Challenge three: Engaging and aligning diverse stakeholders

Perhaps the most universal challenge in government is stakeholder complexity. It’s not just one CEO or board: you might have multiple ministers, local boards, unions, interest groups, and the public to satisfy. That’s a lot of perspectives to align!

Key Insights

  • Tailor Your Story: Senior stakeholders often respond better to clear “so what” benefits rather than deep technical details. Meanwhile, frontline teams need specifics on “how” work gets done.
  • Balcony vs. Dance Floor Communication: Taking the same analogy from above, different groups often need different communication modes: outcome-focused updates for elected officials (“balcony reporting”), while day-to-day operational teams get more detailed metrics and tasks (“dance floor reporting”).
  • Embrace Visual Storytelling: Complex projects can become more tangible through images or maps that show their scope. 

What you can try

  1. Map the Stakeholder Journey: Identify each key stakeholder group—ministers, boards, frontline staff, etc.—and articulate what they most value. Then design your comms and reporting to address those unique concerns.
  2. Use Visual Aids: Whether it’s a system map, a big bold infographic, or a two-page snapshot (instead of a 110-page report), visuals can clarify complex realities and reduce fear or confusion.
  3. Leverage Senior Champions: Having your chief executive or a high-profile elected official voice support for new ways of working cements buy-in. When your top-level stakeholders publicly endorse concise, outcome-driven reporting, the rest of the org can follow suit more smoothly.

How TeamForm can help

Ultimately, TeamForm provides a single, reliable source of truth for organizational structures, how teams are allocated to work, and how that work connects to outcomes. 

In government settings—where budget pressures, shifting priorities, and complex stakeholder environments can overwhelm even the best-intentioned teams—TeamForm’s clarity and transparency prove especially powerful. 

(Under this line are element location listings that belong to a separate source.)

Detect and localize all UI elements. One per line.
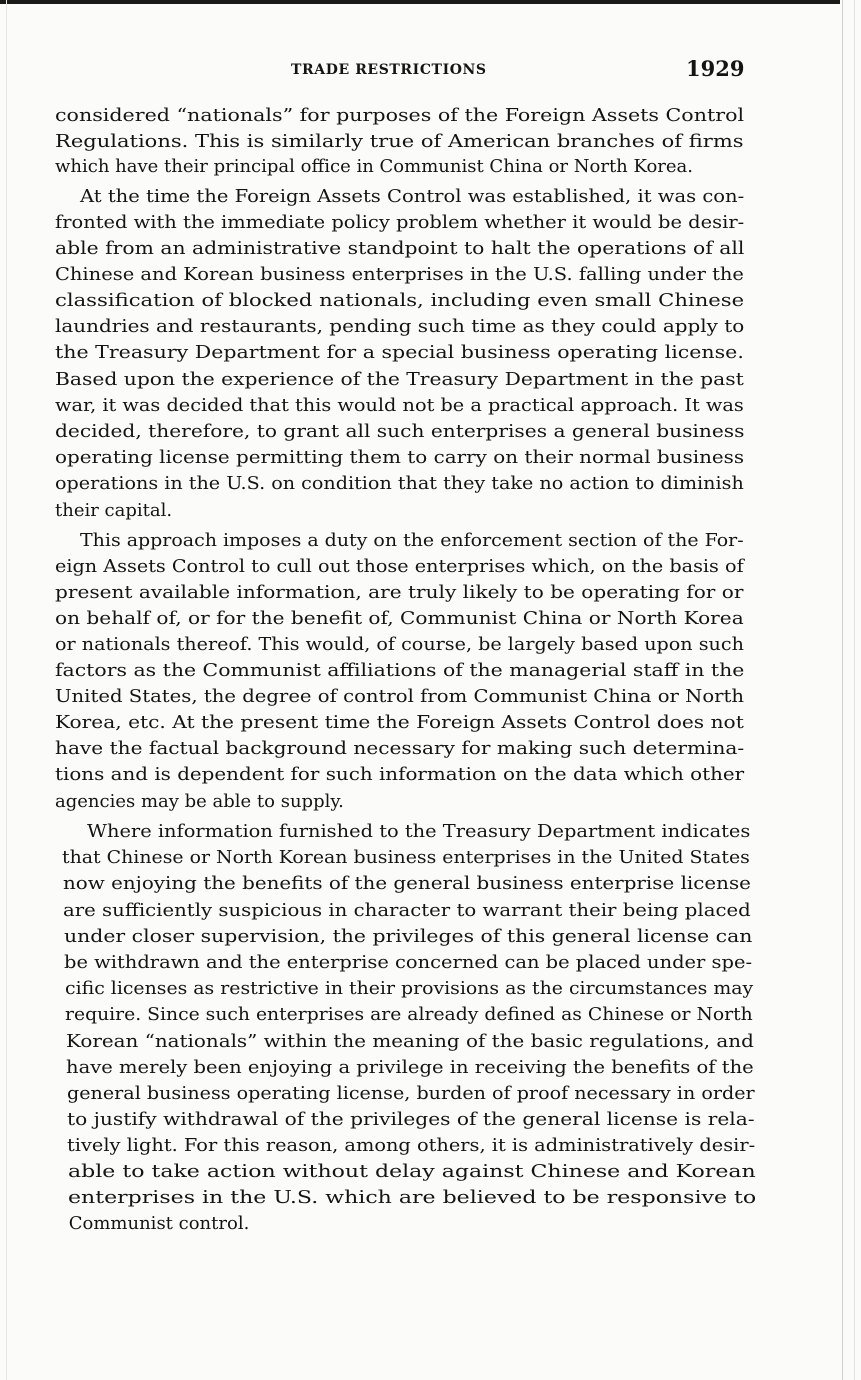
text-line: that Chinese or North Korean business enterprises in the United States [62,847,751,868]
text-line: agencies may be able to supply. [55,791,344,812]
text-line: be withdrawn and the enterprise concerned can be placed under spe- [64,952,753,973]
text-line: United States, the degree of control from Communist China or North [55,686,745,707]
text-line: Regulations. This is similarly true of American branches of firms [55,131,744,152]
text-line: to justify withdrawal of the privileges of the general license is rela- [66,1109,755,1130]
text-line: present available information, are truly likely to be operating for or [55,582,744,603]
text-line: Communist control. [68,1213,250,1234]
text-line: tively light. For this reason, among others, it is administratively desir- [67,1135,756,1156]
text-line: At the time the Foreign Assets Control was established, it was con- [80,186,745,207]
text-line: which have their principal office in Communist China or North Korea. [55,156,693,177]
text-line: tions and is dependent for such information on the data which other [55,764,745,785]
text-line: require. Since such enterprises are already defined as Chinese or North [65,1004,753,1025]
text-line: war, it was decided that this would not be a practical approach. It was [55,395,744,416]
text-line: the Treasury Department for a special business operating license. [55,342,744,363]
text-line: Korea, etc. At the present time the Foreign Assets Control does not [55,712,744,733]
text-line: fronted with the immediate policy problem whether it would be desir- [55,212,745,233]
text-line: have merely been enjoying a privilege in receiving the benefits of the [66,1057,754,1078]
page-edge-left [6,0,7,1380]
page-number: 1929 [686,56,745,81]
text-line: under closer supervision, the privileges of this general license can [63,926,753,947]
text-line: operations in the U.S. on condition that they take no action to diminish [55,473,744,494]
text-line: able from an administrative standpoint to halt the operations of all [55,238,745,259]
text-line: This approach imposes a duty on the enforcement section of the For- [80,530,744,551]
text-line: their capital. [55,500,173,521]
text-line: Where information furnished to the Treasury Department indicates [87,821,751,842]
text-line: laundries and restaurants, pending such time as they could apply to [55,316,745,337]
page-edge-right [842,0,843,1380]
text-line: general business operating license, burden of proof necessary in order [66,1083,755,1104]
text-line: decided, therefore, to grant all such enterprises a general business [55,421,745,442]
text-line: considered “nationals” for purposes of the Foreign Assets Control [55,105,745,126]
text-line: Chinese and Korean business enterprises in the U.S. falling under the [55,264,744,285]
text-line: enterprises in the U.S. which are believed to be responsive to [68,1187,757,1208]
text-line: or nationals thereof. This would, of course, be largely based upon such [55,634,744,655]
text-line: on behalf of, or for the benefit of, Communist China or North Korea [55,608,744,629]
text-line: cific licenses as restrictive in their provisions as the circumstances may [64,978,753,999]
text-line: have the factual background necessary for making such determina- [55,738,745,759]
text-line: Based upon the experience of the Treasury Department in the past [55,369,744,390]
text-line: now enjoying the benefits of the general business enterprise license [62,873,751,894]
running-header-title: TRADE RESTRICTIONS [291,62,487,78]
text-line: eign Assets Control to cull out those enterprises which, on the basis of [55,556,744,577]
text-line: operating license permitting them to carry on their normal business [55,447,745,468]
text-line: Korean “nationals” within the meaning of the basic regulations, and [65,1031,754,1052]
text-line: classification of blocked nationals, including even small Chinese [55,290,745,311]
page-edge-right-outer [854,0,855,1380]
text-line: able to take action without delay against Chinese and Korean [67,1161,756,1182]
text-line: are sufficiently suspicious in character to warrant their being placed [63,900,752,921]
text-line: factors as the Communist affiliations of the managerial staff in the [55,660,745,681]
top-border-rule [0,0,840,4]
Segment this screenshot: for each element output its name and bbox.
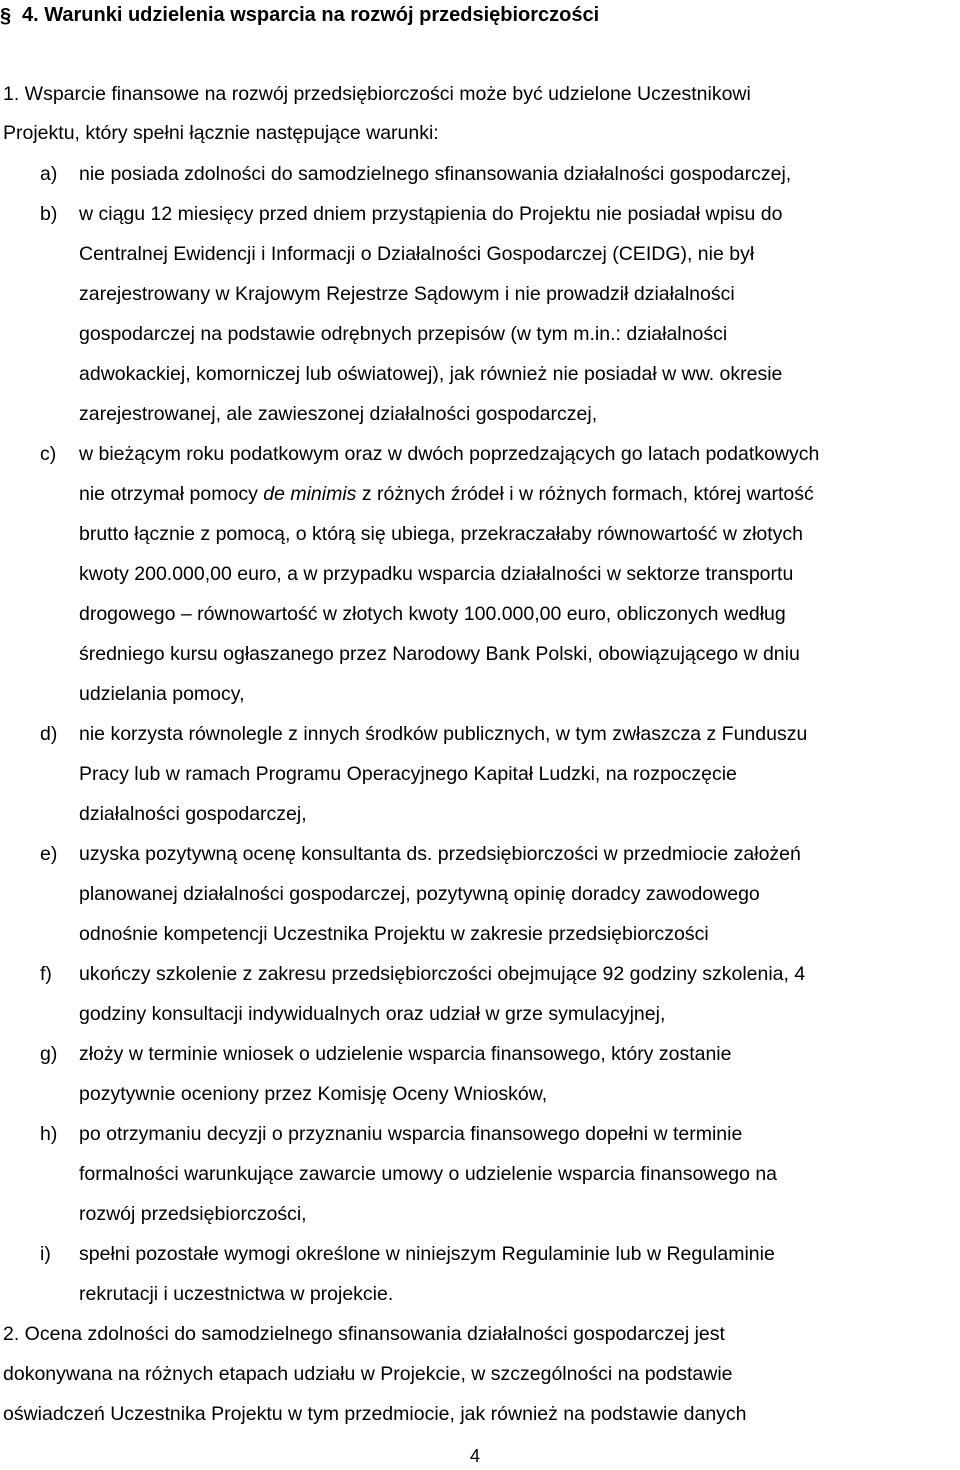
- item-c-line: udzielania pomocy,: [79, 683, 245, 705]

By making it easy to see who’s doing what (and why), leaders gain the agility and confidence needed to navigate the complex network of stakeholders, adapt quickly, and deliver meaningful outcomes for the communities they serve.

If you are working in Government and want to get guidance on how to get started with addressing some of the key challenges identified, book a call with us today! 

Final Thoughts: Purpose Makes It All Worthwhile

Government transformations are rarely easy—but every panelist agreed on a unifying source of motivation: purpose. Knowing your work directly benefits your community can keep you energized, even in tough times. Because these challenges are complex, people working in the public sector have a unique opportunity to tackle deeply meaningful problems and truly shape society.

When we combine clear outcomes, iterative ways of working, and a strong sense of purpose, even the biggest budget deficit or multi-year modernization can become a more manageable—and inspiring—journey. And in government, that journey delivers real impact for entire communities.